What impact has the "democratization of research" had on the assessment of credibility and the construction of belief about drugs? Specifically, what have been the consequences of lay participation on NIH committees and on community advisory boards for clinical trials? How has the development of a sophisticated activist press that evaluates treatments and regulatory policies affected the research and regulatory processes?
How have activists constructed their credibility as scientific actors in this domain? How have they pressed their critiques of the methods employed in the design and interpretation of clinical trials? How has the engagement with clinical and basic science affected the organization and identity of the movement?
In the debates surrounding treatments, just as in those concerning causation, we see participants engaged in disputes about the meaning of evidence that simultaneously are disputes about the standards of evidence—about what counts as proof and, crucially, who decides. In this respect, there is an underlying commonality between part one and part two of this book. (Indeed, many of the same players surface in both). At the same time, the causation and treatment controversies are in certain respects quite different, and they reveal distinct mechanisms for the establishment of credibility in science. In both cases, the AIDS movement, broadly construed, has played an important and visible role. But in the causation controversies, the most publicized challenges to mainstream views have come from highly credentialed researchers, and representatives of the AIDS movement have enjoyed more success
in assessing the claims of others than in asserting their own. By contrast, the crucial voices of heterodoxy in the treatment controversies have been those of lay activists.

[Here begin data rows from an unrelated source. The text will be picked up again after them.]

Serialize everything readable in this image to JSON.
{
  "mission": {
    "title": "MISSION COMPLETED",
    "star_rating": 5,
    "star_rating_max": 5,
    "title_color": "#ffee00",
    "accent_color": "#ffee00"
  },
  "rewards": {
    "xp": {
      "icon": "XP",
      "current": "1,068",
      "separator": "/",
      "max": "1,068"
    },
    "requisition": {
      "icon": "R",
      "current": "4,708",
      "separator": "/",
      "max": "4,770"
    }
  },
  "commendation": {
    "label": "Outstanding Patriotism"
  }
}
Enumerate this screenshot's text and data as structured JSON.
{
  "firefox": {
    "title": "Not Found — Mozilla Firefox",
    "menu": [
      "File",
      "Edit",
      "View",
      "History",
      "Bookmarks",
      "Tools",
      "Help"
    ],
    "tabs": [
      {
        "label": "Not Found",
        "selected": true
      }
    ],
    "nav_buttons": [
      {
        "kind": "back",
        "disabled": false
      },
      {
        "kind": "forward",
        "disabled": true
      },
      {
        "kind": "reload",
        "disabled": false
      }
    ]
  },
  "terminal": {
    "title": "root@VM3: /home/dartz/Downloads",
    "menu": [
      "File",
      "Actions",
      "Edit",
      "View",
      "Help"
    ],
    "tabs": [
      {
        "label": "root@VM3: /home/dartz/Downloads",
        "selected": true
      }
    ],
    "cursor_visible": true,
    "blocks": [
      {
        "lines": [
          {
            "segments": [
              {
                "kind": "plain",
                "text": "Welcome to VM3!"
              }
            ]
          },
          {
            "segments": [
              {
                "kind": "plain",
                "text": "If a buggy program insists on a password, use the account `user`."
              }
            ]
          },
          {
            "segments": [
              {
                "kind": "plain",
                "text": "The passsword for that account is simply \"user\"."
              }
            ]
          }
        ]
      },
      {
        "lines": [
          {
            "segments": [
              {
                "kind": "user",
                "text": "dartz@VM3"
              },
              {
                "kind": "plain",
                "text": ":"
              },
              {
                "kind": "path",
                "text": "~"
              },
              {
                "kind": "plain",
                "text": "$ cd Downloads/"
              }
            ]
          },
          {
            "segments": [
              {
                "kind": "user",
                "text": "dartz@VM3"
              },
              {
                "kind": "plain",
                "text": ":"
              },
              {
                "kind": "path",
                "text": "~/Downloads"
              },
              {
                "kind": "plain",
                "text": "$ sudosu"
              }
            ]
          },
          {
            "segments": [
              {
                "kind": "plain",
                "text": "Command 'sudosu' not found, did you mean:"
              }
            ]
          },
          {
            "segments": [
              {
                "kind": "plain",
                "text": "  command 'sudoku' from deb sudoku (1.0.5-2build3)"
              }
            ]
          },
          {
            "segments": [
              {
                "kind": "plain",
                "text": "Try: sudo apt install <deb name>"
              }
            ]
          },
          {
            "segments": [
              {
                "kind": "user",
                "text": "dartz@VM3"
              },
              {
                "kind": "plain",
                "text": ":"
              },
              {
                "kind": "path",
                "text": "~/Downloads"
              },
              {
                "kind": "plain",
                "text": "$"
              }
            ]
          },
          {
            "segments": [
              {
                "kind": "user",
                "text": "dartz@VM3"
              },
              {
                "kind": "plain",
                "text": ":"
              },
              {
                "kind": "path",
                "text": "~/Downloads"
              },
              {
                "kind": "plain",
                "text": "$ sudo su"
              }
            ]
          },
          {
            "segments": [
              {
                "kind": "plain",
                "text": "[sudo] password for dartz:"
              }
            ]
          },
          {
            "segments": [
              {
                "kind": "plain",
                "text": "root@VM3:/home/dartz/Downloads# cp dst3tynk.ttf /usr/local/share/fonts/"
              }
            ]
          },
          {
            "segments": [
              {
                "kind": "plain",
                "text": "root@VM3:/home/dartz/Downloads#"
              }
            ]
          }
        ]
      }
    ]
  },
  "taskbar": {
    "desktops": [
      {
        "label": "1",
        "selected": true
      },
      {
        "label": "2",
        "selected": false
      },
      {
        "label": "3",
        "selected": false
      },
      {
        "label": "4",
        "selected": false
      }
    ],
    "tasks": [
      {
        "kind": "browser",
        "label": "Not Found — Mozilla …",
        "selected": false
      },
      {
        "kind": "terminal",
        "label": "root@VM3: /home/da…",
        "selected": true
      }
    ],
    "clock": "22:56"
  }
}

Given the nature of scientific research, there is a certain logic to this difference. The investigation of the etiology and pathogenesis of illness is closer to the realm of "pure science"—the heavily-defended "core" of scientific practice to which few outsiders can successfully gain entry. By contrast, the investigation of treatments—and in particular the establishment of treatment efficacy through the mechanism of the clinical trial—is in part an "applied" science, located more on the "periphery" of scientific practice. It is more easily accessible to members of the patient community, whose participation in the process is indeed essential and who therefore have an immediate claim to a stake in the process and a basis for the development and assertion of their own expertise. A comparison of AIDS causation controversies and treatment controversies is therefore instructive, for it demonstrates how different kinds of scientific debates generate different possibilities for the manufacture of scientific expertise and credibility.